因为我们需在 GROMACS 中进行分子动力学模拟,故需要将上述 CHARMM 格式的力场文件转换为 GROMACS 格式的力场文件。下载该 python2 脚本,放入我们的工作目录中。创建一个适合该文件运行 python2 环境:

# 创建虚拟环境
conda create cgenff_charmm2gmx
conda activate cgenff_charmm2gmx

# 安装相应的包(注意版本)
conda install python==2.7
conda install numpy==1.12.1
pip install networkx==1.11 
pip install decorator==3.4.2

# 执行力场文件的格式转换
python cgenff_charmm2gmx.py pyrene pyrene_clean.mol2 pyrene.str charmm36-jul2021.ff

成功运行后,我们即可得到 pyrene 小分子的力场文件 pyrene.top,该分子单独的力场文件为 pyrene.itp,并被引入到 pyrene.top 中,该分子所需的其他参数被写入 pyrene.prm 文件中,一并被引入到 pyrene.top 中。

NOTE1: Code tested with python 2.7.3. Your version: 2.7.18 |Anaconda, Inc.| (default, Apr 23 2020, 17:44:47) 
[GCC 4.2.1 Compatible Clang 4.0.1 (tags/RELEASE_401/final)]

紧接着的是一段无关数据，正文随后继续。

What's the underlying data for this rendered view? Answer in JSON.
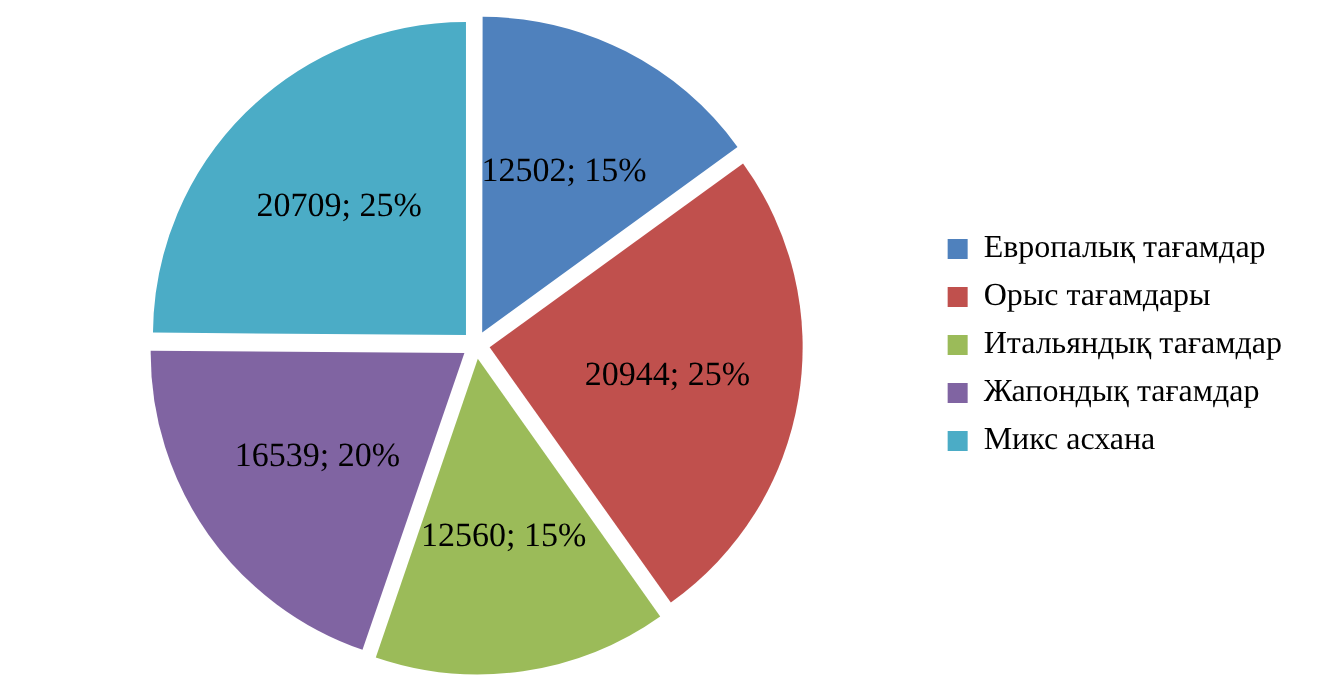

NOTE2: Please be sure to use the same version of CGenFF in your simulations that was used during parameter generation:
--Version of CGenFF detected in  pyrene.str : 4.6
--Version of CGenFF detected in  charmm36-jul2021.ff/forcefield.doc : 4.6

NOTE3: In order to avoid duplicated parameters, do NOT select the 'Include parameters that are already in CGenFF' option when uploading a molecule into CGenFF.
============ DONE ============
Conversion complete.
The molecule topology has been written to pyrene.itp
Additional parameters needed by the molecule are written to pyrene.prm, which needs to be included in the system .top
============ DONE ============

定义溶剂盒(分子座标,*.gro)

我们将需要模拟的分子和溶剂一并放入某个盒子(边界),以便观测分子在该体系(溶剂,离子,浓度)下的运动轨迹。

为此,我们需要格式为 pdb 的分子结构文件:

然后在终端执行如下代码,如此,我们便得到一个长宽高均为 3 nm 且仅含有一个小分子座标信息文件 pyrene.gro

gmx editconf -f pyrene_clean.pdb -o pyrene.gro -box 3 3 3
OR
gmx editconf -f pyrene_ini.pdb   -o pyrene.gro -box 3 3 3

Read 26 atoms
No velocities found
    system size :  0.920  0.679  0.003 (nm)
    center      :  0.000 -0.000 -0.000 (nm)
    box vectors :  0.000  0.000  0.000 (nm)
    box angles  :   0.00   0.00   0.00 (degrees)
    box volume  :   0.00               (nm^3)
    shift       :  1.500  1.500  1.500 (nm)
new center      :  1.500  1.500  1.500 (nm)
new box vectors :  3.000  3.000  3.000 (nm)
new box angles  :  90.00  90.00  90.00 (degrees)
new box volume  :  27.00               (nm^3)

向盒子中添加更多的分子(分子浓度)

向该分子座标文件 pyrene.gro 中随机添加 30 个相同的分子,得到一个含有 31 个小分子的座标文件 pyrene_num.gro注意修改 pyrene.top 文件中, [ molecules ] 项下的分子数量,1 ==> 31

gmx insert-molecules -f pyrene.gro -ci pyrene.gro -o pyrene_num.gro -nmol 30 -rot xyz -try 100

Reading solute configuration
Initialising inter-atomic distances...

WARNING: Masses and atomic (Van der Waals) radii will be guessed
         based on residue and atom names, since they could not be
         definitively assigned from the information in your input
         files. These guessed numbers might deviate from the mass
         and radius of the atom type. Please check the output
         files if necessary. Note, that this functionality may
         be removed in a future GROMACS version. Please, consider
         using another file format for your input.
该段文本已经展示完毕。